Option Value, the Silver Lining: We have taken the view that Mercator has a
high probability of finding itself in financial trouble. However, we think that if it
is able to pull through, its share price could increases substantially from current
levels. We believe that at its current share price, Mercator's common shares are
effectively a call option on its future.
Changes to Our Outlook: Given Mercator's current cash balance and future
capital requirements (as per our estimates), we have modified our model to push
out capital spending on the Phase 2 expansion (which brings throughput from
25,000 tons per day to 50,000 tons per day) from Q4/08 and Q1/09 to Q4/09 and
Q1/10. Based on our forecasts, the company does not have sufficient funding to
carry out the expansion sooner. Additionally, we have eliminated all revenue
from concentrate sales from our Q4/08 forecasts and implemented a ramp-up in
Q1/09 and Q2/09 of 50% and 75% of capacity, respectively.

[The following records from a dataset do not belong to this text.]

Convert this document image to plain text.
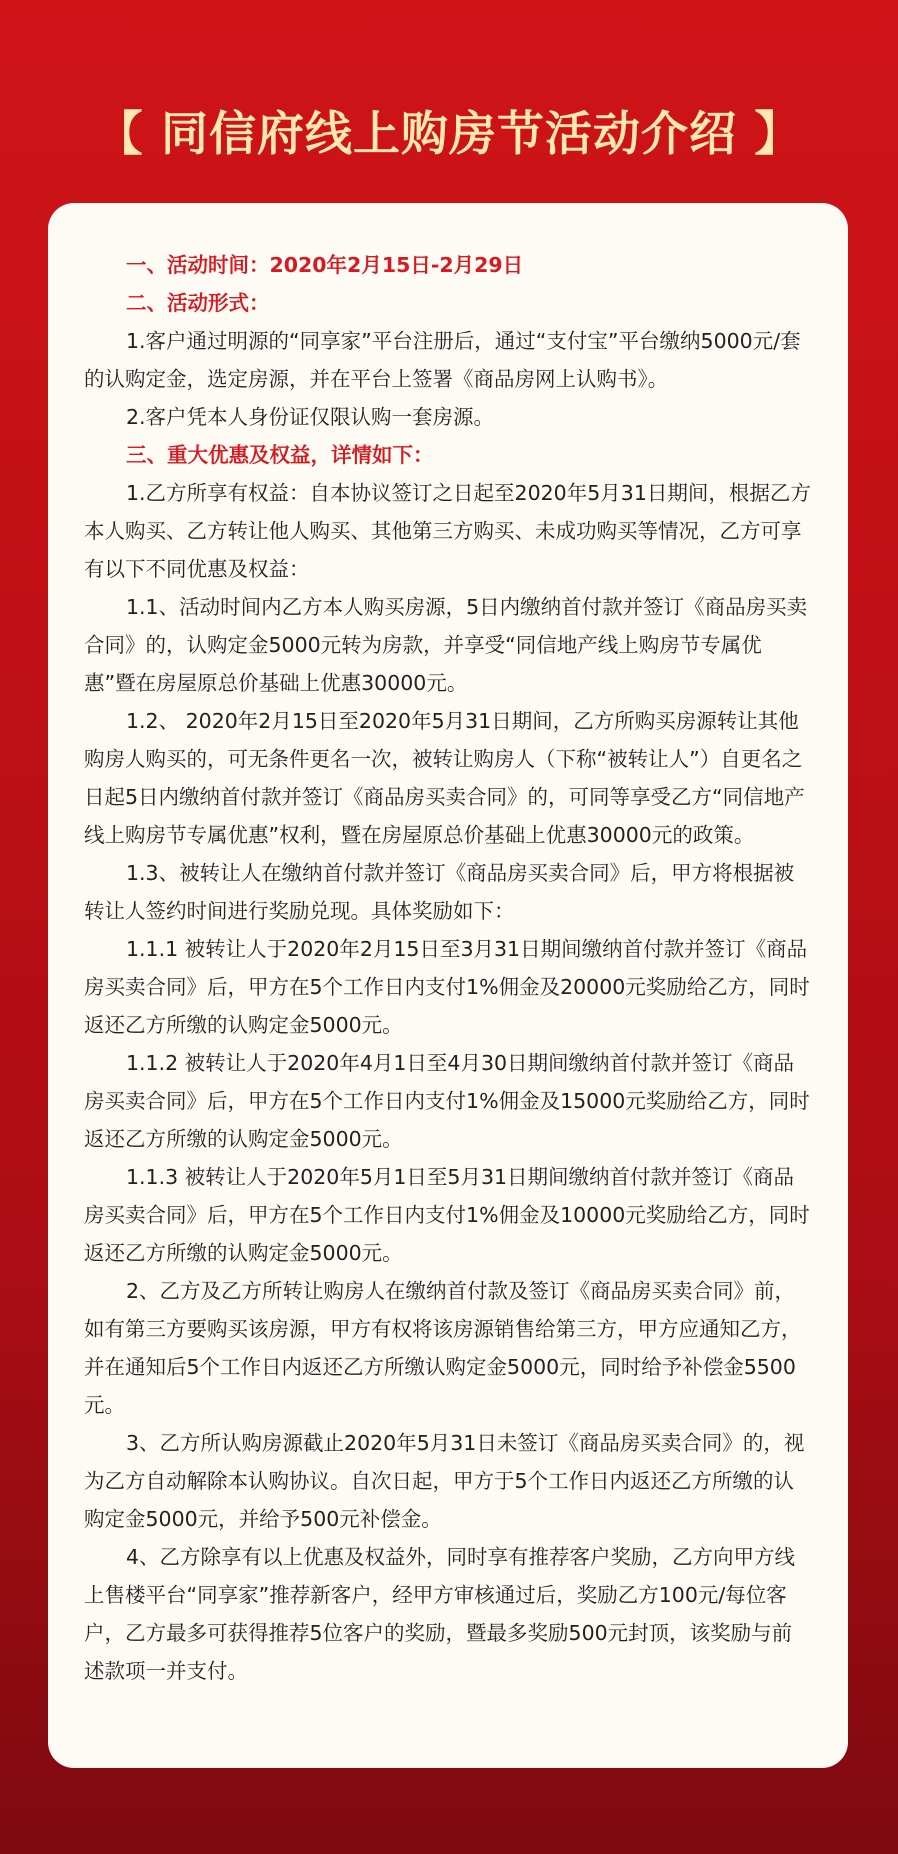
【 同信府线上购房节活动介绍 】

一、活动时间：2020年2月15日-2月29日

二、活动形式：

1.客户通过明源的“同享家”平台注册后，通过“支付宝”平台缴纳5000元/套的认购定金，选定房源，并在平台上签署《商品房网上认购书》。

2.客户凭本人身份证仅限认购一套房源。

三、重大优惠及权益，详情如下：

1.乙方所享有权益：自本协议签订之日起至2020年5月31日期间，根据乙方本人购买、乙方转让他人购买、其他第三方购买、未成功购买等情况，乙方可享有以下不同优惠及权益：

1.1、活动时间内乙方本人购买房源，5日内缴纳首付款并签订《商品房买卖合同》的，认购定金5000元转为房款，并享受“同信地产线上购房节专属优惠”暨在房屋原总价基础上优惠30000元。

1.2、 2020年2月15日至2020年5月31日期间，乙方所购买房源转让其他购房人购买的，可无条件更名一次，被转让购房人（下称“被转让人”）自更名之日起5日内缴纳首付款并签订《商品房买卖合同》的，可同等享受乙方“同信地产线上购房节专属优惠”权利，暨在房屋原总价基础上优惠30000元的政策。

1.3、被转让人在缴纳首付款并签订《商品房买卖合同》后，甲方将根据被转让人签约时间进行奖励兑现。具体奖励如下：

1.1.1 被转让人于2020年2月15日至3月31日期间缴纳首付款并签订《商品房买卖合同》后，甲方在5个工作日内支付1%佣金及20000元奖励给乙方，同时返还乙方所缴的认购定金5000元。

1.1.2 被转让人于2020年4月1日至4月30日期间缴纳首付款并签订《商品房买卖合同》后，甲方在5个工作日内支付1%佣金及15000元奖励给乙方，同时返还乙方所缴的认购定金5000元。

1.1.3 被转让人于2020年5月1日至5月31日期间缴纳首付款并签订《商品房买卖合同》后，甲方在5个工作日内支付1%佣金及10000元奖励给乙方，同时返还乙方所缴的认购定金5000元。

2、乙方及乙方所转让购房人在缴纳首付款及签订《商品房买卖合同》前，如有第三方要购买该房源，甲方有权将该房源销售给第三方，甲方应通知乙方，并在通知后5个工作日内返还乙方所缴认购定金5000元，同时给予补偿金5500元。

3、乙方所认购房源截止2020年5月31日未签订《商品房买卖合同》的，视为乙方自动解除本认购协议。自次日起，甲方于5个工作日内返还乙方所缴的认购定金5000元，并给予500元补偿金。

4、乙方除享有以上优惠及权益外，同时享有推荐客户奖励，乙方向甲方线上售楼平台“同享家”推荐新客户，经甲方审核通过后，奖励乙方100元/每位客户，乙方最多可获得推荐5位客户的奖励，暨最多奖励500元封顶，该奖励与前述款项一并支付。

Valuation: We have modified our valuation to reflect the risks we discuss in this
comment. We are maintaining our 9.0x multiple of 2010E EPS ($0.36) using
long-term commodity forecasts ($1.50 per pound copper and $10.00 per pound
molybdenum); however, we are applying a 75% discount to accommodate for the
risks. Our target price is C$1.00 per share, down from C$4.00, previously.